Biz tekrar konumuza dönelim isterseniz. Recep ayının ilk gecesinden Ramazan’ın teravih kılınan ilk gecesine kadar, yatsı namazının ardından okunan temcitler, Ramazan’ın başlamasıyla sahur vaktinde veya sabah ezanından önce okunurdu. Halk, üç ayların geldiğini okunan temcitler ile anlardı.

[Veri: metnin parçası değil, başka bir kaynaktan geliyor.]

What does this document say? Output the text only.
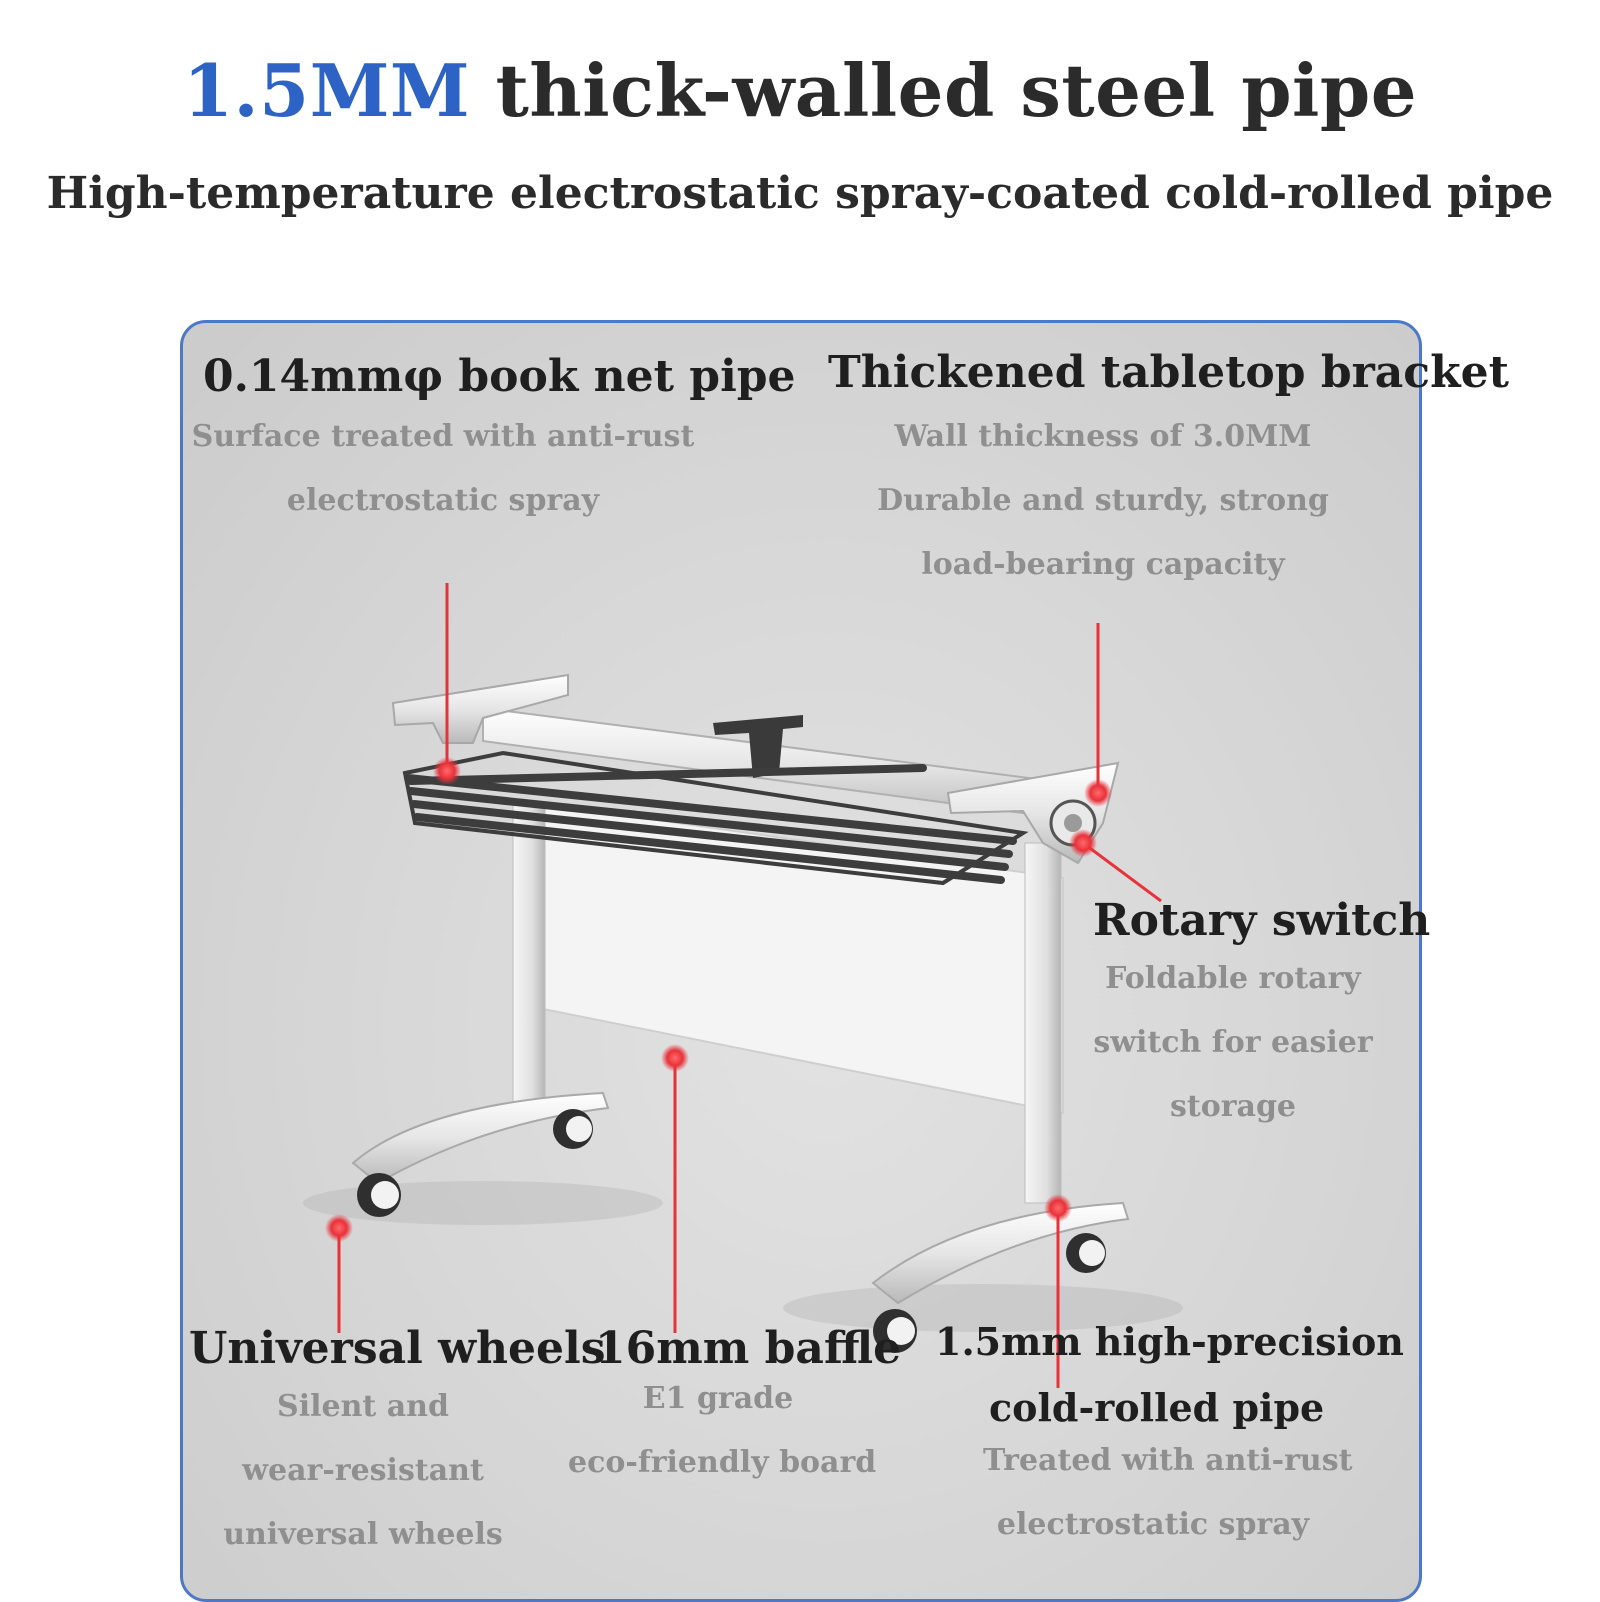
1.5MM thick-walled steel pipe
High-temperature electrostatic spray-coated cold-rolled pipe
0.14mmφ book net pipe
Surface treated with anti-rust
electrostatic spray
Thickened tabletop bracket
Wall thickness of 3.0MM
Durable and sturdy, strong
load-bearing capacity
Rotary switch
Foldable rotary
switch for easier
storage
Universal wheels
Silent and
wear-resistant
universal wheels
16mm baffle
E1 grade
eco-friendly board
1.5mm high-precision
cold-rolled pipe
Treated with anti-rust
electrostatic spray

Üç aylar (Recep, Şaban, Ramazan) haricinde de bazı mübarek gecelerde Temcid okuması yapılırdı. Temcidler sahur vaktinde okunduğundan, halk çoğu zaman temcid okunuyor demez, “sahur okunuyor” derdi. Mehmed Zihni Efendi, Ni‘met-i İslâm adlı eserinde, temcidin ilk olarak Memlük Hanı Nâsırüddin’in (1277-1279) emriyle başladığını haber verir. Farklı bir bakış açısına göre ise, ezan haricinde minareden başka bir şey söyleme uygulamasını ilk olarak Bilal-i Habeşî hazretleri yapmıştır. Malumunuz olduğu üzere, Hz. Bilal sabah ezanını okuduğu bir sırada normal ezan metninin arasıda “essalatü hayrun minen nevm” (namaz uykudan hayırlıdır.) ifadesini ilave etmiş, Allah Resulü Efendimiz de bunu tasdik etmiştir.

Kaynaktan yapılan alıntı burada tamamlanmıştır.